Пуруме покачала головой. Когда Никлайс накладывал себе на тарелку свежих устриц, в дверях появился молодой человек, весь в росинках пота от зноя.
– Ученый доктор Рооз, – отдуваясь, заговорил он, – меня прислала достойная правительница Гинуры.
Никлайс приготовился к худшему. Должно быть, она изменила свое решение и не позволит ему здесь остаться.
– Она просила уведомить тебя, – сказал посыльный, – что ты должен быть готов к аудиенции в Гинурском замке, когда то будет угодно вседостойному государю.
Никлайс поднял брови:
– Вседостойный государь желает видеть меня? Ты вполне уверен?
– Да.
Посыльный откланялся.
– Итак, тебя примут при дворе. – Эйзару хихикнул. – Приготовься. Говорят, Гинурский замок подобен клумбе морских цветов. Радует взор, но все, к чему ни прикоснешься, обладает ядовитым стрекалом.
– Жду не дождусь, – сказал Никлайс, но между бровями его пролегла складка. – Хотел бы я знать, зачем он хочет меня видеть.
– Вседостойный государь любит послушать ментских переселенцев. Иногда попросит спеть или рассказать легенду твоей страны. Или спросит, над чем ты работаешь, – сказал Эйзару. – Не о чем беспокоиться, Никлайс, право.
– А до тех пор ты свободен, – напомнила Пуруме, и глаза ее заблестели. – Давай мы покажем тебе город, раз уж тебя выпустили дальше Орисимы. Побываем в театре, поговорим о медицине, увидим дракона в полете – для тебя все, что угодно.

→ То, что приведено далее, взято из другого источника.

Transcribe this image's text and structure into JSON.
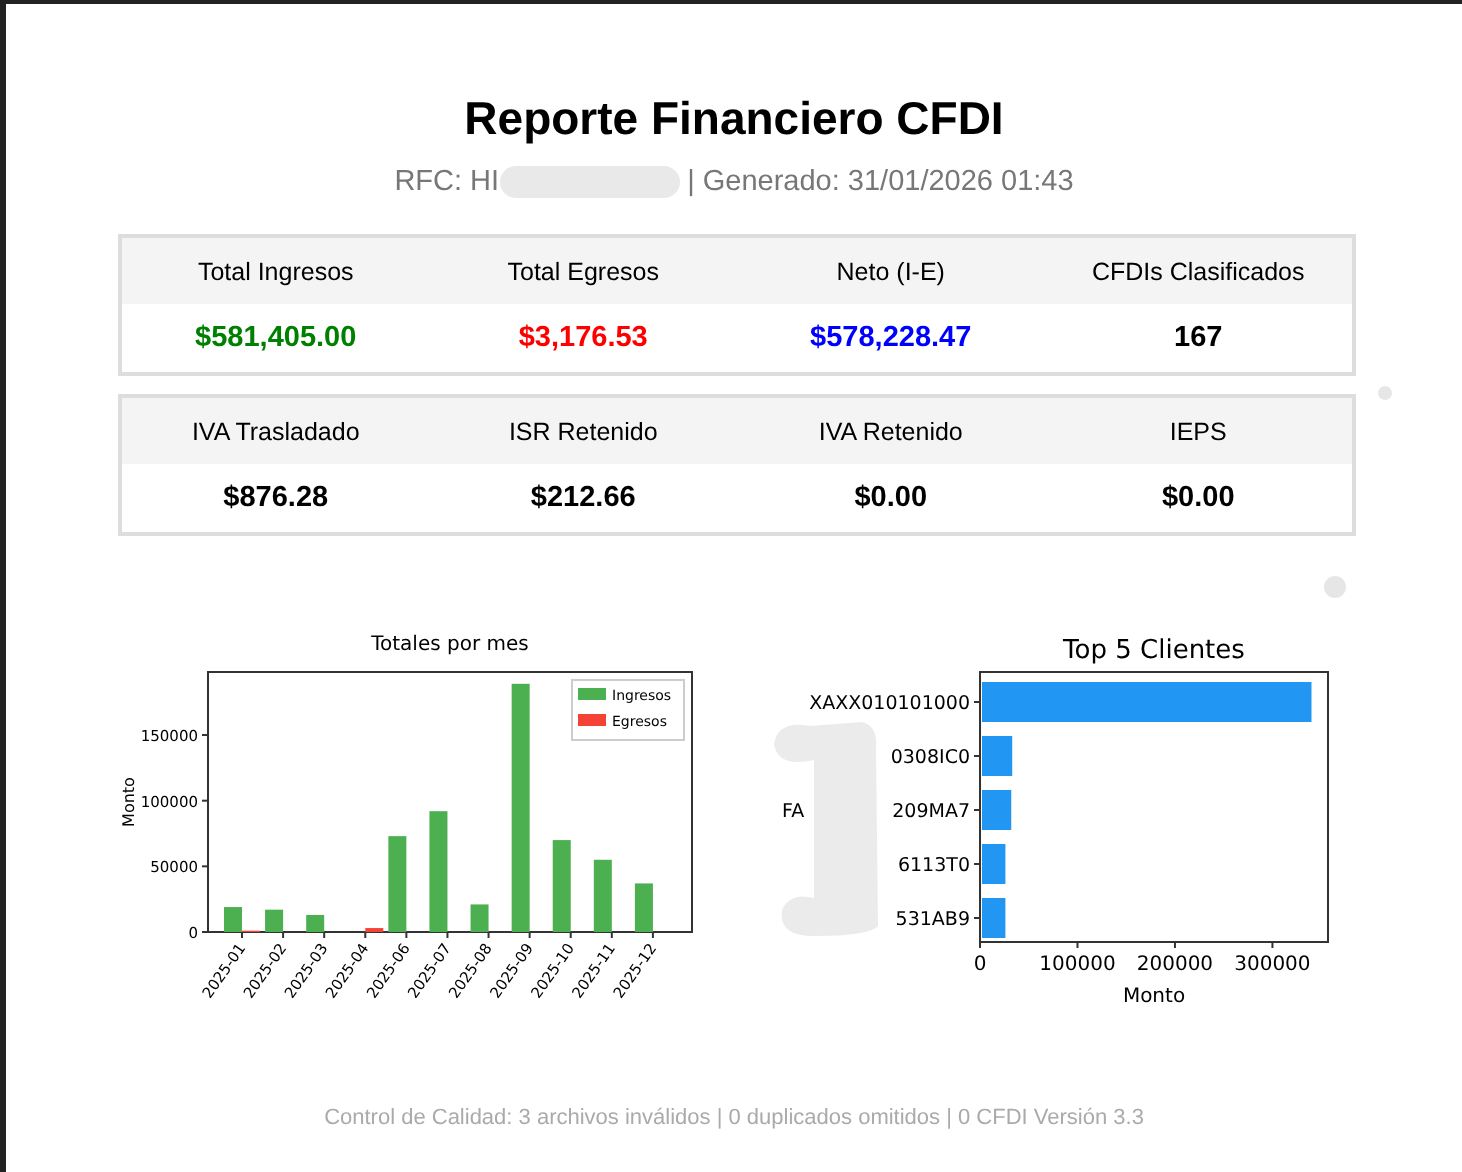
{
  "title": "Reporte Financiero CFDI",
  "subtitle": {
    "rfc_visible": "RFC: HI",
    "generated": "| Generado: 31/01/2026 01:43"
  },
  "summary_tables": [
    {
      "cells": [
        {
          "label": "Total Ingresos",
          "value": "$581,405.00",
          "color": "#008000"
        },
        {
          "label": "Total Egresos",
          "value": "$3,176.53",
          "color": "#ff0000"
        },
        {
          "label": "Neto (I-E)",
          "value": "$578,228.47",
          "color": "#0000ff"
        },
        {
          "label": "CFDIs Clasificados",
          "value": "167",
          "color": "#000000"
        }
      ]
    },
    {
      "cells": [
        {
          "label": "IVA Trasladado",
          "value": "$876.28",
          "color": "#000000"
        },
        {
          "label": "ISR Retenido",
          "value": "$212.66",
          "color": "#000000"
        },
        {
          "label": "IVA Retenido",
          "value": "$0.00",
          "color": "#000000"
        },
        {
          "label": "IEPS",
          "value": "$0.00",
          "color": "#000000"
        }
      ]
    }
  ],
  "monthly_chart": {
    "chart_data": {
      "type": "bar",
      "title": "Totales por mes",
      "ylabel": "Monto",
      "categories": [
        "2025-01",
        "2025-02",
        "2025-03",
        "2025-04",
        "2025-06",
        "2025-07",
        "2025-08",
        "2025-09",
        "2025-10",
        "2025-11",
        "2025-12"
      ],
      "series": [
        {
          "name": "Ingresos",
          "color": "#4caf50",
          "values": [
            19000,
            17000,
            13000,
            0,
            73000,
            92000,
            21000,
            189000,
            70000,
            55000,
            37000
          ]
        },
        {
          "name": "Egresos",
          "color": "#f44336",
          "values": [
            1000,
            0,
            0,
            3000,
            0,
            0,
            0,
            0,
            0,
            0,
            0
          ]
        }
      ],
      "legend": "upper right",
      "ylim": [
        0,
        198000
      ],
      "yticks": [
        0,
        50000,
        100000,
        150000
      ]
    }
  },
  "clients_chart": {
    "hidden_fragment": "FA",
    "chart_data": {
      "type": "bar",
      "orientation": "horizontal",
      "title": "Top 5 Clientes",
      "xlabel": "Monto",
      "categories": [
        "XAXX010101000",
        "0308IC0",
        "209MA7",
        "6113T0",
        "531AB9"
      ],
      "series": [
        {
          "color": "#2196f3",
          "values": [
            338000,
            31000,
            30000,
            24000,
            24000
          ]
        }
      ],
      "xlim": [
        0,
        357000
      ],
      "xticks": [
        0,
        100000,
        200000,
        300000
      ]
    }
  },
  "footer": "Control de Calidad: 3 archivos inválidos | 0 duplicados omitidos | 0 CFDI Versión 3.3"
}
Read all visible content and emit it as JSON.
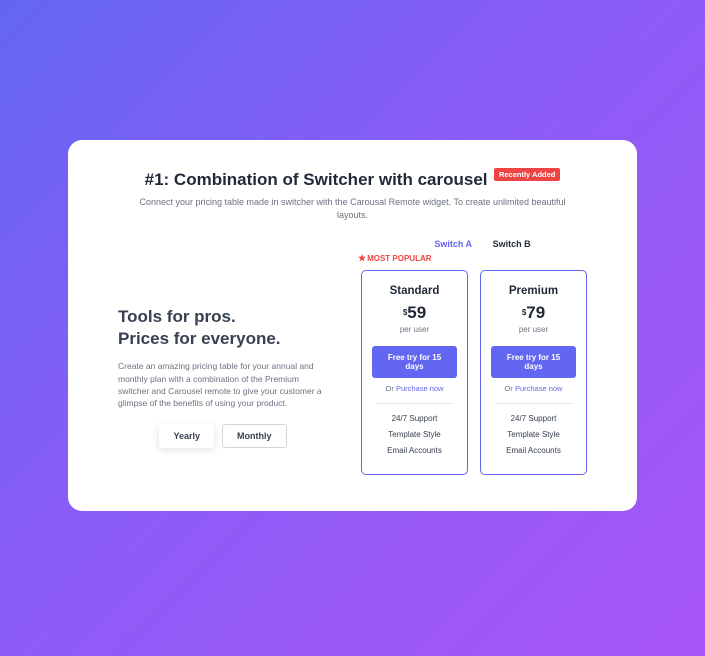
{
  "header": {
    "title": "#1: Combination of Switcher with carousel",
    "badge": "Recently Added",
    "subtitle": "Connect your pricing table made in switcher with the Carousal Remote widget. To create unlimited beautiful layouts."
  },
  "switcher": {
    "a": "Switch A",
    "b": "Switch B"
  },
  "popular": {
    "label": "MOST POPULAR"
  },
  "left": {
    "heading1": "Tools for pros.",
    "heading2": "Prices for everyone.",
    "desc": "Create an amazing pricing table for your annual and monthly plan with a combination of the Premium switcher and Carousel remote to give your customer a glimpse of the benefits of using your product.",
    "toggle": {
      "yearly": "Yearly",
      "monthly": "Monthly"
    }
  },
  "plans": [
    {
      "name": "Standard",
      "currency": "$",
      "price": "59",
      "unit": "per user",
      "cta": "Free try for 15 days",
      "or": "Or ",
      "purchase": "Purchase now",
      "features": [
        "24/7 Support",
        "Template Style",
        "Email Accounts"
      ]
    },
    {
      "name": "Premium",
      "currency": "$",
      "price": "79",
      "unit": "per user",
      "cta": "Free try for 15 days",
      "or": "Or ",
      "purchase": "Purchase now",
      "features": [
        "24/7 Support",
        "Template Style",
        "Email Accounts"
      ]
    }
  ]
}
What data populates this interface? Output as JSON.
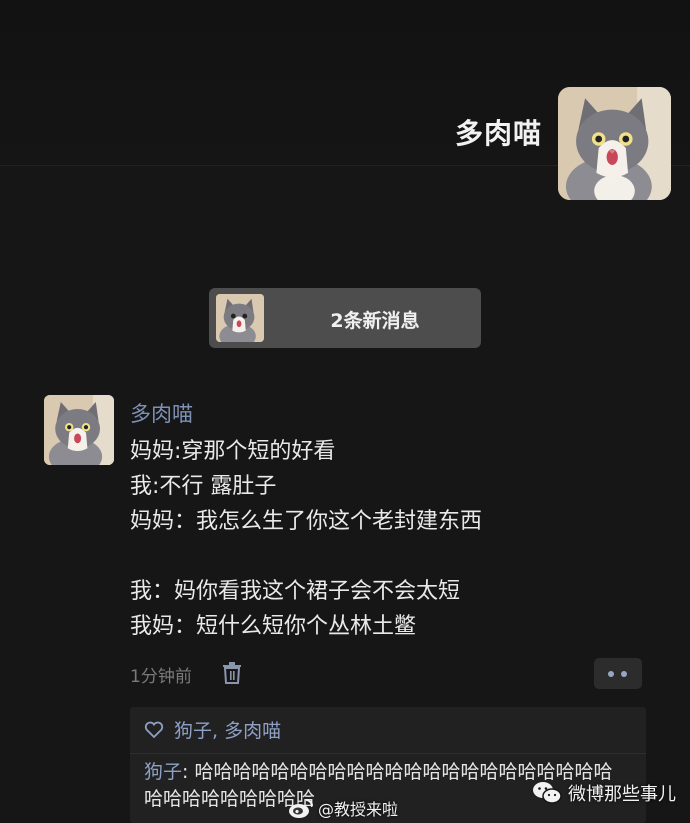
{
  "header": {
    "name": "多肉喵"
  },
  "new_messages": {
    "label": "2条新消息"
  },
  "post": {
    "author": "多肉喵",
    "lines": [
      "妈妈:穿那个短的好看",
      "我:不行 露肚子",
      "妈妈：我怎么生了你这个老封建东西",
      "",
      "我：妈你看我这个裙子会不会太短",
      "我妈：短什么短你个丛林土鳖"
    ],
    "time": "1分钟前",
    "icons": {
      "delete": "trash-icon",
      "more": "more-dots-icon"
    }
  },
  "comments": {
    "likes": "狗子, 多肉喵",
    "comment_author": "狗子",
    "comment_sep": ": ",
    "comment_text": "哈哈哈哈哈哈哈哈哈哈哈哈哈哈哈哈哈哈哈哈哈哈哈哈哈哈哈哈哈哈哈"
  },
  "watermarks": {
    "weibo": "@教授来啦",
    "wechat": "微博那些事儿"
  },
  "colors": {
    "background": "#161616",
    "link_blue": "#8ea0c6",
    "banner": "#4d4d4d"
  }
}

Никлайс чуть не плакал от благодарности.
– Воистину, друзья мои, – сказал он. – Лучше и быть не может.
19
Запад
Лот вслед за донматой Маросой углубился в новый коридор. Факел обжигал ему глаза, тесно сходящиеся стены запотели.
Через несколько дней после прошлой встречи донмата вызвала его в затемненный солярий. И теперь они шли по сплетению туннелей, по которым хитроумная система медных труб проводила воду горячих источников в спальни. Проход закончился винтовой лестницей. Донмата стала подниматься по ней.
– Куда ты меня ведешь? – напряженно спросил Лот.
– Мы сейчас увидим того, кто подстроил убийство королевы Розариан.
Его державшая факел рука вспотела.
– К слову, я хочу извиниться, что вынудила тебя танцевать с Приессой, – добавила донмата. – Не было другого способа передать тебе записку.
– А нельзя было отдать ее в карете? – пробормотал он.
– Нельзя. Ее обыскали перед выходом из дворца, к тому же возницей, чтобы не дать ей бежать, посадили драконьего соглядатая. Никому не дозволено надолго отлучаться из Карскаро.
Донмата вынула из пояса ключ. Пройдя с ней за дверь, Лот закашлялся от пыли в комнате, освещенной только его факелом. Мебель здесь пропахла болезнью и гнилью. К этим запахам примешивался острый запашок уксуса.
Донмата, сняв вуаль, набросила ее на кресло. Лот вместе с ней подошел к постели под балдахином и, едва смея дышать, выше поднял факел.
В постели сидел человек с повязкой на глазах. Лот разглядел восковую кожу, черные как уголь губы и каштановые волосы, спадавшие на ворот багровой ночной сорочки. Истощенные руки сковывала цепь. От наручников расходились красные линии вен.
– Что это? – пробормотал Лот. – Убийца?
Донмата сложила руки на груди. Она сжала челюсти, лицо ничего не выражало.
– Благородный Артелот, – заговорила она, – перед тобой мой отец и повелитель, Сигосо Третий из дома Веталда. Плотский король драконьего царства Искалин. Или того, что от него осталось.
Лот, не веря глазам, смотрел на больного.
Он и до измены Искалина не видел короля Сигосо. На портретах тот всегда изображался крепким и красивым, хотя и холодным мужчиной с янтарными глазами рода Веталда. Сабран несколько раз приглашала его к себе, но Сигосо каждый раз предпочитал прислать своих представителей.
– Плотский король – марионетка змеев. Фиридел рассчитывает превратить в таких всех властителей этого мира. – Донмата обошла постель. – У отца редкая форма драконьей чумы. Она… каким-то образом связывает его с Фириделом. Позволяет тому видеть и слышать происходящее во дворце.
– То есть и сейчас?..
– Спокойствие. Я добавила в его вечернюю трапезу снотворное, – сказала она. – Невозможно проделывать такое часто, чтобы не вызвать подозрений Фиридела, но сейчас змей не может его использовать. Это ненадолго.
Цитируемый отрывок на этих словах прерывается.